そんな期待の中で2021年5月にリリースされた本作は、GuacoのLuis Fernando Borjasをメインボーカルに迎えた、非常に意欲的かつソフィスティケイテッドなアルバムである。

一般的にガイタというのは土着的な伝統音楽である。近年リリースされるグループのアルバムであっても、伝統的なアッパー系やマイナー系の楽曲が大半なことが多い。様式美というやつである。
しかし本作はそうしたガイタにありがちな楽曲が無く、たゆたうようなミドルテンポの楽曲が並んでいる。Vol.1で紹介したGuaco『Sin Peligro de Extinción』(2018)もそうだったが、こうした既存の様式美を打ち破るアルバムの登場により、ガイタのフロンティアはますます拡大している印象だ。

『Una Misma Historia』=「One Same Story」というアルバムタイトルが示すように、アルバム全体での統一感が強いため、どの楽曲を紹介しても良いのだが、ひとまずはビデオの制作されている4曲目「Te Vas」をお聴きいただきたい。

アルバムの最後にはシングル「Solo Quiero Eso feat. Guaco」のリマスタリング版も収録。
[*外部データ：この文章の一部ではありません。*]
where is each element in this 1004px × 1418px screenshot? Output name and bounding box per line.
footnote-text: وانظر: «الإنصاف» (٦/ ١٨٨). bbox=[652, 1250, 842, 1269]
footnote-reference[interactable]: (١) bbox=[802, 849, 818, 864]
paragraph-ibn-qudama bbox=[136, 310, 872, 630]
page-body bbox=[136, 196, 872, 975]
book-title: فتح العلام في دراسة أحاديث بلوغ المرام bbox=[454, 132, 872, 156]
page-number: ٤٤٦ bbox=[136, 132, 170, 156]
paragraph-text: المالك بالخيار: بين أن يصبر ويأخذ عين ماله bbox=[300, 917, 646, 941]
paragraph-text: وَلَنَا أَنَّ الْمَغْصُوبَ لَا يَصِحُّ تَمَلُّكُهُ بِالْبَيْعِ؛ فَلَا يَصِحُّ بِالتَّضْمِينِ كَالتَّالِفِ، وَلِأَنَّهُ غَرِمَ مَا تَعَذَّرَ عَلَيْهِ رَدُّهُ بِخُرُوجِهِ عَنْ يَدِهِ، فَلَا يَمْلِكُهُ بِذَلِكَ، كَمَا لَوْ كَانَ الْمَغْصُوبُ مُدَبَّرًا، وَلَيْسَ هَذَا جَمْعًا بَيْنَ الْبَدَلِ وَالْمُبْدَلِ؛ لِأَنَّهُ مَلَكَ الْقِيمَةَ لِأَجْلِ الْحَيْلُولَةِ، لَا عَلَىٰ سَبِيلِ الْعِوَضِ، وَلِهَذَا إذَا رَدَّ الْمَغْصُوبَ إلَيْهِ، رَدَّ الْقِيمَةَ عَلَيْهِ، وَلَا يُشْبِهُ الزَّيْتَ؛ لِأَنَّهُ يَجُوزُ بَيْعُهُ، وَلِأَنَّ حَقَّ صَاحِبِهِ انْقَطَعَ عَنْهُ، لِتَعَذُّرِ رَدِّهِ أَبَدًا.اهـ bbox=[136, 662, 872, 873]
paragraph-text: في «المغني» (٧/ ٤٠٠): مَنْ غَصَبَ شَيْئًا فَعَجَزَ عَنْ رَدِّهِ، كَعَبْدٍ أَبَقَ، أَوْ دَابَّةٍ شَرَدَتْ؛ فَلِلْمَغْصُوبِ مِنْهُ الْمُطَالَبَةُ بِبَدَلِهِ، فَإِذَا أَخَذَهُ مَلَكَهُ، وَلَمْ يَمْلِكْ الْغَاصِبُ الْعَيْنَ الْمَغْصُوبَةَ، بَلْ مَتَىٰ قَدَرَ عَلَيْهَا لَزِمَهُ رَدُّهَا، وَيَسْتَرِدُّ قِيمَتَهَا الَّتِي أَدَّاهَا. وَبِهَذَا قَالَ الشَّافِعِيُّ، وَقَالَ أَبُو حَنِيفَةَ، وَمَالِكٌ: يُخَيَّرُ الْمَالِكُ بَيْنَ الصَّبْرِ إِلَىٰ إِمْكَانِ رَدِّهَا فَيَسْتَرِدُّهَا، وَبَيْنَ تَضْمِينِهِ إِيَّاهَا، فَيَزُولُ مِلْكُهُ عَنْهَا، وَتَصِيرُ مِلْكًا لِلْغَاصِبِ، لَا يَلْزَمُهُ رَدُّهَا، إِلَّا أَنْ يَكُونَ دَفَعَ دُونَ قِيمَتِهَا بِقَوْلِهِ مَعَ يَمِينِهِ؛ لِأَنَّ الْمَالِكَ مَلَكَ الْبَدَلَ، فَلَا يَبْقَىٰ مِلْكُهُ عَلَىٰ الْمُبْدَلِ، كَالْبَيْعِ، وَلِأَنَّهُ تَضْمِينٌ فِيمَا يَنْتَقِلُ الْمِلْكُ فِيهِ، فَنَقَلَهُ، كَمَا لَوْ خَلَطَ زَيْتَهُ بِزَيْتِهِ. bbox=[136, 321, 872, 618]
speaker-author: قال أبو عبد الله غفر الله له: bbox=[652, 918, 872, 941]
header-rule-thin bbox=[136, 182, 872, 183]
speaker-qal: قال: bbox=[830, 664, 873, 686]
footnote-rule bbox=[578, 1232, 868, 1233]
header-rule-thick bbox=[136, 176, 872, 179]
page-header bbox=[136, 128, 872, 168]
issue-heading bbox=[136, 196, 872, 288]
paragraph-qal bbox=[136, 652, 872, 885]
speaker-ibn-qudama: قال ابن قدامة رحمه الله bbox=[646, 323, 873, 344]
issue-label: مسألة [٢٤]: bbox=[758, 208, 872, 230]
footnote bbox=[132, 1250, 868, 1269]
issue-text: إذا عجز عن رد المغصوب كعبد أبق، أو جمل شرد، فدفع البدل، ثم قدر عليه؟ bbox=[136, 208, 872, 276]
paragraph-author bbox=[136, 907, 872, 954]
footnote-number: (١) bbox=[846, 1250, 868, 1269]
唯一と言っていいアップテンポの楽曲だが、それも一般的なガイタの尺度から言えば存分にソフィスティケイテッドである。

今作は間違いなく2021年のガイタ界における最優秀アルバムの1つであろう(もともとの競り合う母数が少ないという問題はさておき…)。
D'Total Zulianidadの今後の活動にますます目が離せない。